Assistant Professor. I decided to become a professor because I think having an academic career is the perfect combination of scholarship and service. On the scholarship side, I am fascinated by reconstructing ocean history using information recovered from cores deep below the bottom of the ocean. On the service side, I enjoy mentoring and preparing students to tackle our future environmental problems as future scientists.
I became a professor through perseverance, hard work, and having good mentors. As a teenager, I studied math and science at Phillips Andover Academy. As an undergraduate at MIT, I majored in Earth & Planetary Sciences and discovered the field of paleoceanography. After a year as a research assistant at WHOI, I knew I wanted to pursue graduate studies.

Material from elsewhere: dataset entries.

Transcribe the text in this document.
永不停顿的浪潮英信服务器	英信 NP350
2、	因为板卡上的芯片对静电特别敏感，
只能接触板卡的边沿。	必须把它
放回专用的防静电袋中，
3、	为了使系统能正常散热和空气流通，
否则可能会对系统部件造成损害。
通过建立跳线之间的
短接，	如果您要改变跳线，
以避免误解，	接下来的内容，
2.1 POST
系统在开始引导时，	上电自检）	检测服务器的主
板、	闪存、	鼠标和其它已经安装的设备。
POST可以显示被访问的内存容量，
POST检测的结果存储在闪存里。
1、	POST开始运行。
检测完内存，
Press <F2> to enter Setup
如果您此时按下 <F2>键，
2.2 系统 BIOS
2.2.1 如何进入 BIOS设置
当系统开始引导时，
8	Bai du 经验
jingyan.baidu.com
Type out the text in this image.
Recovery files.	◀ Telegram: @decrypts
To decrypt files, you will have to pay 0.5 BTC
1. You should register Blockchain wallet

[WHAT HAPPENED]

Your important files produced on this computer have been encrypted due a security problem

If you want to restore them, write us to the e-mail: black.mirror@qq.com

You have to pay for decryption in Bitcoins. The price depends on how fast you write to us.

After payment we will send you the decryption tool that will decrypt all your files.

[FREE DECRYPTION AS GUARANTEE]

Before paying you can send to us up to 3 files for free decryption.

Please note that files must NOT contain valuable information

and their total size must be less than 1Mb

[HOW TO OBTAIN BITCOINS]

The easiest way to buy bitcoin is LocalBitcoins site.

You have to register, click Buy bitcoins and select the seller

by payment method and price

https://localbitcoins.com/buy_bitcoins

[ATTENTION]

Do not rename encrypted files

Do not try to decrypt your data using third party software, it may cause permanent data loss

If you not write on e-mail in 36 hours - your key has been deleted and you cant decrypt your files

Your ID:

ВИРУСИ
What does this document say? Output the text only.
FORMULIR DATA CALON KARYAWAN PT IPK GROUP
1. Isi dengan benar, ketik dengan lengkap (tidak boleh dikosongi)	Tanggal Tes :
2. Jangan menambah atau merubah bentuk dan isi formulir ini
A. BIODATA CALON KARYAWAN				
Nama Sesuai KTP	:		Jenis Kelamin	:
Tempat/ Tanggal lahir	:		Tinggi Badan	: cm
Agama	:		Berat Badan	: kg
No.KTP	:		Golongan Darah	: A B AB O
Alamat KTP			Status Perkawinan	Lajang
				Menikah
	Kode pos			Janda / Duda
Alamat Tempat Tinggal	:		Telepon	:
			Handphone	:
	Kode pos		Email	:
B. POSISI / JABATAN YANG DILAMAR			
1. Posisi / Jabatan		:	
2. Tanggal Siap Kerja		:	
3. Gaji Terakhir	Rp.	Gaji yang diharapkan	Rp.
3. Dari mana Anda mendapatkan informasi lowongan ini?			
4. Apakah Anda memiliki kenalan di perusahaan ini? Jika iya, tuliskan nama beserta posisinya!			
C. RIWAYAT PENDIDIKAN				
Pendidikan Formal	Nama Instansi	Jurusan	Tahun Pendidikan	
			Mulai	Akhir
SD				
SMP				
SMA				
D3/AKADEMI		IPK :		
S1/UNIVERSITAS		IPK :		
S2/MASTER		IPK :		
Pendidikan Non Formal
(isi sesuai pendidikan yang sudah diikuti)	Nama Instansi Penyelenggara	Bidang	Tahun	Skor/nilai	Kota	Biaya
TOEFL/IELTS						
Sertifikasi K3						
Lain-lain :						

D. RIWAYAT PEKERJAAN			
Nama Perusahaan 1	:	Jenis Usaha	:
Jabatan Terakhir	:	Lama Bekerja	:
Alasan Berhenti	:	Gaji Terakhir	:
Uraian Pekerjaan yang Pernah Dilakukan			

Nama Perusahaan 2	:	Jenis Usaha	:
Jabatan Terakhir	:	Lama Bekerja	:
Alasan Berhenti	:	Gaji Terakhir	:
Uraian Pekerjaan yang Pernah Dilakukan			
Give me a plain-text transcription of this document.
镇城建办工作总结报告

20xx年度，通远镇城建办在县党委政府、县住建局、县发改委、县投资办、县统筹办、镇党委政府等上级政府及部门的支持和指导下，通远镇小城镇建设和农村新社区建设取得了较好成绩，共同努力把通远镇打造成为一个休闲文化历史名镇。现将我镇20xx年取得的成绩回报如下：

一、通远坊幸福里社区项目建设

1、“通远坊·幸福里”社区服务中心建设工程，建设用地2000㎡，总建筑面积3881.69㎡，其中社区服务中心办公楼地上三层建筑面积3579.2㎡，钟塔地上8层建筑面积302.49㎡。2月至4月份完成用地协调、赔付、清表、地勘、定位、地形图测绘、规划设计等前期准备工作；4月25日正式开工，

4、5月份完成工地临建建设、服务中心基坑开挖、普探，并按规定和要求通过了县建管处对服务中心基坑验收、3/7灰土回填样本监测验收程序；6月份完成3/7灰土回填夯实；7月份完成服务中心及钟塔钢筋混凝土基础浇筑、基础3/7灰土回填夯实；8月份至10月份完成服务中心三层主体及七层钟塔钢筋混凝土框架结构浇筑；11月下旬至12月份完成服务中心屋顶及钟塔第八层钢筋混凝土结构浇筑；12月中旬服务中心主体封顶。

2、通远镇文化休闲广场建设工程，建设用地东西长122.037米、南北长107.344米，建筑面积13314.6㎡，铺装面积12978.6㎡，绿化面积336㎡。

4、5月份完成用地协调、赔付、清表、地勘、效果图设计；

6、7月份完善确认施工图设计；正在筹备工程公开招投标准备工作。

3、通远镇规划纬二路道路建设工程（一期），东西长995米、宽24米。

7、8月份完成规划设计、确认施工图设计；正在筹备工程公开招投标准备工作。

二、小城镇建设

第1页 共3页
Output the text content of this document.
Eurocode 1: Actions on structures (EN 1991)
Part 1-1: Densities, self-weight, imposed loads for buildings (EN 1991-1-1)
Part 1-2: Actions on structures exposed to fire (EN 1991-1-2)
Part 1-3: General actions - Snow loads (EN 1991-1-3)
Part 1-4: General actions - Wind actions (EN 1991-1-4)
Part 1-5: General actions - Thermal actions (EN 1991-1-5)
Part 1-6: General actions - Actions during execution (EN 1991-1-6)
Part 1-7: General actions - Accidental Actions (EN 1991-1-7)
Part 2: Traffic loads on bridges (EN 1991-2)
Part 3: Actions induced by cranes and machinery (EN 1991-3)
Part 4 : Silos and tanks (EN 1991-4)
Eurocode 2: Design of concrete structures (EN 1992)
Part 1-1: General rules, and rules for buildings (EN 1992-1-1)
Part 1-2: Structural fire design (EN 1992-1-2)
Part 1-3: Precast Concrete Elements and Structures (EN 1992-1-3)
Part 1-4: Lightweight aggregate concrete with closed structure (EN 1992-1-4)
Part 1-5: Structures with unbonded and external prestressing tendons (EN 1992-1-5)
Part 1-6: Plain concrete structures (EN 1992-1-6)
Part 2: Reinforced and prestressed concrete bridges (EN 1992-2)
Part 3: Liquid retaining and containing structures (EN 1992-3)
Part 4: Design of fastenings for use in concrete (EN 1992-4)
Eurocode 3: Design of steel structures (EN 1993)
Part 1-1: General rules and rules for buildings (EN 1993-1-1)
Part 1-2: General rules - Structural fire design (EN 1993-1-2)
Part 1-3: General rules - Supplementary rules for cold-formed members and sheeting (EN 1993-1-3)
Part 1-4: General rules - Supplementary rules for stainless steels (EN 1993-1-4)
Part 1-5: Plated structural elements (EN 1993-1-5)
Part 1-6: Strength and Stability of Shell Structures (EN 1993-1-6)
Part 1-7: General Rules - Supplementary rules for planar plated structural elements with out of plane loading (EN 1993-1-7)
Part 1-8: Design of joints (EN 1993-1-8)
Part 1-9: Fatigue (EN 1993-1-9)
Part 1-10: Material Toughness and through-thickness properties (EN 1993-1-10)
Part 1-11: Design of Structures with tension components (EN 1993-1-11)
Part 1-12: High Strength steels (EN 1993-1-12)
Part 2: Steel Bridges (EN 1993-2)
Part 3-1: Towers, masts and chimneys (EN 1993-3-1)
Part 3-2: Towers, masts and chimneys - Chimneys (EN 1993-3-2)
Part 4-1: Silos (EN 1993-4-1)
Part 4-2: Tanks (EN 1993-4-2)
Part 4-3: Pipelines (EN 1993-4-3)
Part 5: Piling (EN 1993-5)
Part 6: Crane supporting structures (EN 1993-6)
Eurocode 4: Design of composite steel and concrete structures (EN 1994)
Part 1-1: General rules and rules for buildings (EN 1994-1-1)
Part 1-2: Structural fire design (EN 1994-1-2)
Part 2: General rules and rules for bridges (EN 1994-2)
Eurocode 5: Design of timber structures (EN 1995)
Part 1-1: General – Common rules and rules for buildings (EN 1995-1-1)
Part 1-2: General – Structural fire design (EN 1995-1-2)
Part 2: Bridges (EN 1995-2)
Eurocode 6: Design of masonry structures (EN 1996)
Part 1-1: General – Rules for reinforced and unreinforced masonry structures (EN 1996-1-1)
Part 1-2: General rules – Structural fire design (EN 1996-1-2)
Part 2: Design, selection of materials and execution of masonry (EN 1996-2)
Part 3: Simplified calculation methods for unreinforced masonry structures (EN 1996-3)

I completed a Ph.D. in Earth Sciences at the University of California, Santa Cruz in 2001. Subsequently, I was a post-doctoral researcher at Stanford, and began my job at Mills in 2003. At each of these steps in my life, I had one or two mentors who helped me along and encouraged me to continue.


Elizabeth Griffith 
Graduate student, Stanford University

What is your role on this cruise?
Sampling coral and handling any cores that we are able to collect.

What are your primary goals?
My primary goal is to be as helpful to the rest of the scientific crew as possible.  I also hope to return with samples that can be used as environmental archives

What do you expect to find?
Many different types of cold water coral and marine life.  And pools of sediment amongst the volcanic rocks.

What is your favorite/least favorite part of a research cruise?
Both my favorite and least favorite part of this research cruise is that it is my maiden voyage.

What is your job title? Why did you decide to become one? And how did you become one?
I am a graduate student at Stanford, finishing my PhD which has looked at geochemical tracers of changes in ocean chemistry.  I chose to work in this field of science because of my interest in understanding environmental changes in Earth's past.  I studied geology at the University of Missouri-Rolla as an undergraduate and my interests led me back to school as a graduate student after I worked for a couple years as a field engineer. 


Kathie Marsaglia 
Assistant Professor, Geological Sciences
California State University Northridge

What is your role on this cruise?

Marine sedimentologist

What are your primary goals?
1) to learn about the volcanic, sedimentologic and tectonic history of the California Borderlands
2) to learn about ROV technology and MBARI

What do you expect to find?
I hope to find lots of interesting sediments and sedimentary rocks.

What is your favorite/least favorite part of a research cruise?

  • observing things that no one has seen before and trying to explain them
  • the smell of the ocean
  • meeting new people and learning about different disciplines/technologies
    least favorites
  • waking up to go on shift
  • stormy seas
  • What is your job title? Why did you decide to become one? And how did you become one?

    I enjoy deciphering the mysteries of the deep from the sedimentary record. I got here only with the support of family, professors and colleagues plus some luck and a lot of hard work.